Today on the community forums someone mentioned he had shutdown his host and that he expected vSphere HA to restart his virtual machines. For whatever reason he got in a situation where all of his VMs were still running but he couldn’t do much anymore with them and as such he wanted to kill the host so that HA could safely restart the virtual machines. However when he shutdown his host nothing happened, the VMs remained powered off. Why did this happen?
I had seen this before in the past, but it never really sunk in until I saw the questions from this customer. I figured I would test it just to see what happened and if I could spot a difference in the vSphere HA logs. I powered on a VM on one of my hosts and moved off all other VMs. I then went to the DCUI of the host and gave a “shutdown” using F12. I tailed the FDM log on one of my hosts and spotted the following log message:
2014-04-04T11:41:54.882Z [688C2B70 info 'Invt' opID=SWI-24c018b] [VmStateChange::SavePowerChange] vm /vmfs/volumes/4ece24c4-3f1ca80e-9cd8-984be1047b14/New Virtual Machine/New Virtual Machine.vmx curPwrState=unknown curPowerOnCount=0 newPwrState=powered off <strong>clnPwrOff=true</strong> hostReporting=host-113
In the above scenario the virtual machine was not restarted even though the host was shutdown. I did the exact same exercise again, but only this time I did the shutdown using the vCenter Web Client. After I witnessed the VM being restarted I also noticed a difference in the FDM log:
2014-04-04T12:12:06.515Z [68040B70 info 'Invt' opID=SWI-1aad525b] [VmStateChange::SavePowerChange] vm /vmfs/volumes/4ece24c4-3f1ca80e-9cd8-984be1047b14/New Virtual Machine/New Virtual Machine.vmx curPwrState=unknown curPowerOnCount=0 newPwrState=powered on <strong>clnPwrOff=false</strong> hostReporting=host-113
The difference is the power-off state that is reported by vSphere HA. In the first scenario the virtual machine is marked as “clnPwrOff=true” which basically tells vSphere HA that an administrator has powered off the virtual machine, this is what happened when “shutdown” was initiated through the DCUI and hence no restart took place. (It seems that ESXi initiates a shutdown of all running virtual machines.) In the second scenario vSphere HA reported that the VM was not cleanly powered off (“clnPwrOff=false”), and as such it restarted the virtual machine as it assumed something bad had happened to it.
So what did we learn? If you, for whatever reason, want vSphere HA to restart your virtual machines which are currently running on a host that you want to shutdown, make sure that you use the vCenter Web Client instead of the DCUI!
Disclaimer: my tests were conducted using vSphere 5.5 Update 1. I believe that at some point in the past “shutdown” via the DCUI would also allow HA to restart the VMs. I am now investigating why this has changed and when. When I find out I will update this post.

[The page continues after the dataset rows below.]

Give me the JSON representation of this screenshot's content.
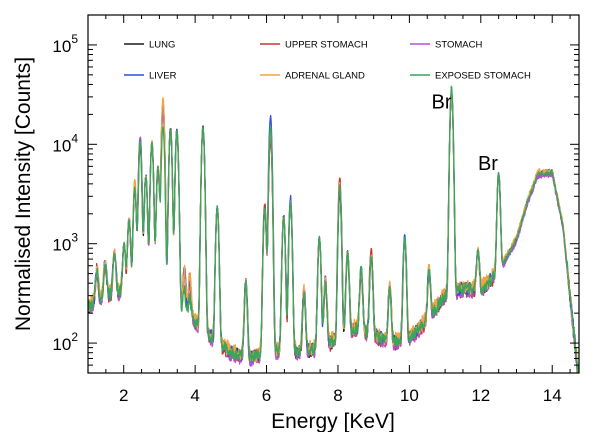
{
  "chart_data": {
    "type": "line",
    "title": "",
    "xlabel": "Energy [KeV]",
    "ylabel": "Normalised Intensity [Counts]",
    "xlim": [
      1.0,
      14.75
    ],
    "ylim": [
      50,
      200000
    ],
    "yscale": "log",
    "grid": false,
    "legend_position": "top",
    "x_ticks": [
      2,
      4,
      6,
      8,
      10,
      12,
      14
    ],
    "x_tick_labels": [
      "2",
      "4",
      "6",
      "8",
      "10",
      "12",
      "14"
    ],
    "y_ticks": [
      100,
      1000,
      10000,
      100000
    ],
    "y_tick_labels": [
      {
        "base": "10",
        "exp": "2"
      },
      {
        "base": "10",
        "exp": "3"
      },
      {
        "base": "10",
        "exp": "4"
      },
      {
        "base": "10",
        "exp": "5"
      }
    ],
    "annotations": [
      {
        "text": "Br",
        "x": 10.9,
        "y": 23000
      },
      {
        "text": "Br",
        "x": 12.2,
        "y": 5500
      }
    ],
    "baseline": [
      [
        1.0,
        230
      ],
      [
        1.5,
        300
      ],
      [
        2.0,
        330
      ],
      [
        2.5,
        280
      ],
      [
        3.0,
        250
      ],
      [
        3.5,
        230
      ],
      [
        4.0,
        160
      ],
      [
        4.5,
        110
      ],
      [
        5.0,
        80
      ],
      [
        5.5,
        70
      ],
      [
        6.0,
        80
      ],
      [
        6.5,
        85
      ],
      [
        7.0,
        80
      ],
      [
        7.5,
        90
      ],
      [
        8.0,
        110
      ],
      [
        8.5,
        140
      ],
      [
        9.0,
        120
      ],
      [
        9.5,
        100
      ],
      [
        10.0,
        110
      ],
      [
        10.5,
        170
      ],
      [
        11.0,
        300
      ],
      [
        11.5,
        350
      ],
      [
        12.0,
        340
      ],
      [
        12.5,
        520
      ],
      [
        13.0,
        1100
      ],
      [
        13.3,
        2600
      ],
      [
        13.6,
        5000
      ],
      [
        14.0,
        5200
      ],
      [
        14.3,
        1500
      ],
      [
        14.5,
        300
      ],
      [
        14.75,
        40
      ]
    ],
    "peaks": [
      {
        "energy": 1.25,
        "intensity": 280,
        "width": 0.035
      },
      {
        "energy": 1.48,
        "intensity": 330,
        "width": 0.035
      },
      {
        "energy": 1.74,
        "intensity": 520,
        "width": 0.035
      },
      {
        "energy": 2.01,
        "intensity": 650,
        "width": 0.035
      },
      {
        "energy": 2.15,
        "intensity": 1400,
        "width": 0.035
      },
      {
        "energy": 2.31,
        "intensity": 3300,
        "width": 0.035
      },
      {
        "energy": 2.46,
        "intensity": 10500,
        "width": 0.035
      },
      {
        "energy": 2.62,
        "intensity": 4500,
        "width": 0.035
      },
      {
        "energy": 2.79,
        "intensity": 10000,
        "width": 0.035
      },
      {
        "energy": 2.96,
        "intensity": 5500,
        "width": 0.035
      },
      {
        "energy": 3.1,
        "intensity": 25000,
        "width": 0.035
      },
      {
        "energy": 3.31,
        "intensity": 14000,
        "width": 0.035
      },
      {
        "energy": 3.49,
        "intensity": 13500,
        "width": 0.035
      },
      {
        "energy": 3.7,
        "intensity": 330,
        "width": 0.035
      },
      {
        "energy": 3.85,
        "intensity": 260,
        "width": 0.035
      },
      {
        "energy": 4.22,
        "intensity": 14500,
        "width": 0.035
      },
      {
        "energy": 4.62,
        "intensity": 2200,
        "width": 0.035
      },
      {
        "energy": 5.42,
        "intensity": 320,
        "width": 0.035
      },
      {
        "energy": 5.95,
        "intensity": 2100,
        "width": 0.035
      },
      {
        "energy": 6.11,
        "intensity": 16000,
        "width": 0.035
      },
      {
        "energy": 6.48,
        "intensity": 1800,
        "width": 0.035
      },
      {
        "energy": 6.67,
        "intensity": 2500,
        "width": 0.035
      },
      {
        "energy": 7.05,
        "intensity": 240,
        "width": 0.035
      },
      {
        "energy": 7.48,
        "intensity": 1050,
        "width": 0.035
      },
      {
        "energy": 7.65,
        "intensity": 320,
        "width": 0.035
      },
      {
        "energy": 8.05,
        "intensity": 3600,
        "width": 0.035
      },
      {
        "energy": 8.27,
        "intensity": 700,
        "width": 0.035
      },
      {
        "energy": 8.65,
        "intensity": 400,
        "width": 0.035
      },
      {
        "energy": 8.93,
        "intensity": 600,
        "width": 0.035
      },
      {
        "energy": 9.45,
        "intensity": 250,
        "width": 0.035
      },
      {
        "energy": 9.87,
        "intensity": 1000,
        "width": 0.035
      },
      {
        "energy": 10.55,
        "intensity": 350,
        "width": 0.035
      },
      {
        "energy": 11.18,
        "intensity": 32000,
        "width": 0.035
      },
      {
        "energy": 11.92,
        "intensity": 520,
        "width": 0.035
      },
      {
        "energy": 12.5,
        "intensity": 4600,
        "width": 0.035
      }
    ],
    "series": [
      {
        "name": "LUNG",
        "color": "#1a1a1a",
        "scale": 1.0,
        "noise": 0.16,
        "peak_scales": {
          "2.46": 0.85,
          "3.10": 0.95,
          "6.11": 0.78,
          "8.05": 0.85,
          "8.93": 1.1
        }
      },
      {
        "name": "UPPER STOMACH",
        "color": "#c0392b",
        "scale": 0.98,
        "noise": 0.18,
        "peak_scales": {
          "3.10": 1.05,
          "5.95": 1.2,
          "6.11": 0.72,
          "8.05": 1.2,
          "8.93": 1.25
        }
      },
      {
        "name": "STOMACH",
        "color": "#b84ddf",
        "scale": 0.95,
        "noise": 0.15,
        "peak_scales": {
          "2.15": 1.1,
          "2.46": 1.15,
          "3.10": 0.85,
          "6.11": 0.85
        }
      },
      {
        "name": "LIVER",
        "color": "#2f4fd8",
        "scale": 1.03,
        "noise": 0.15,
        "peak_scales": {
          "2.46": 1.05,
          "6.11": 1.2,
          "6.67": 1.15,
          "9.87": 1.15
        }
      },
      {
        "name": "ADRENAL GLAND",
        "color": "#f2a341",
        "scale": 1.06,
        "noise": 0.18,
        "peak_scales": {
          "2.31": 1.2,
          "3.10": 1.1,
          "6.11": 0.9,
          "8.05": 1.05
        }
      },
      {
        "name": "EXPOSED STOMACH",
        "color": "#3aa55c",
        "scale": 1.0,
        "noise": 0.14,
        "peak_scales": {
          "3.10": 0.6,
          "3.70": 0.4,
          "3.85": 0.4,
          "6.11": 0.95,
          "11.18": 1.15
        }
      }
    ]
  }
}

raphael schitz (@hypervisor_fr) says
Hi Duncan, very interesting behaviour. Could that be related to the guest shutdown call during ESXi shutdown?
Duncan Epping says
Yeah I guess so, but it is strange that there is a difference in behavior for these two.
Thanks for share Duncan. It’s not clear to me why shutdown a host (By DCUI Or webClient) cause The VM restart. I think that The way is only do a vmotion instead of restart.
I typically resort to powering off the host via out of band (CIMC, DRAC, iLO, etc.). HA tends to respond immediately then
Rob Taylor says
I would be curious to know if vm’s without vmware tools and without any ACPI support would restart, since I’m guessing that esxi wouldn’t be able to get those vm’s to shutdown cleanly.
Nah it isn’t about “guest initiated” or not. This could simply be a “power off VM” task, which it appears to be.
I have ran in to this before. One of my ESXi hosts lost communication with my vCenter server. Basically I needed to restart the management services, but could not as both local and remote shell was disabled. My only option was to F12 restart it through the DCUI. After doing this, the guests were not restarted on other hosts as I would have assumed. This was on ESXi 5.0 probably update1.
In response to Lee’s note above, this had to be performed through iLO and Cleriston, I did not have the option to vMotion due to the failure of management services.
Master or slave host? There is known issue with master host vcenter shutdown in 5.5.
It has got nothing to so with that. This is a change of behavior in ESXi.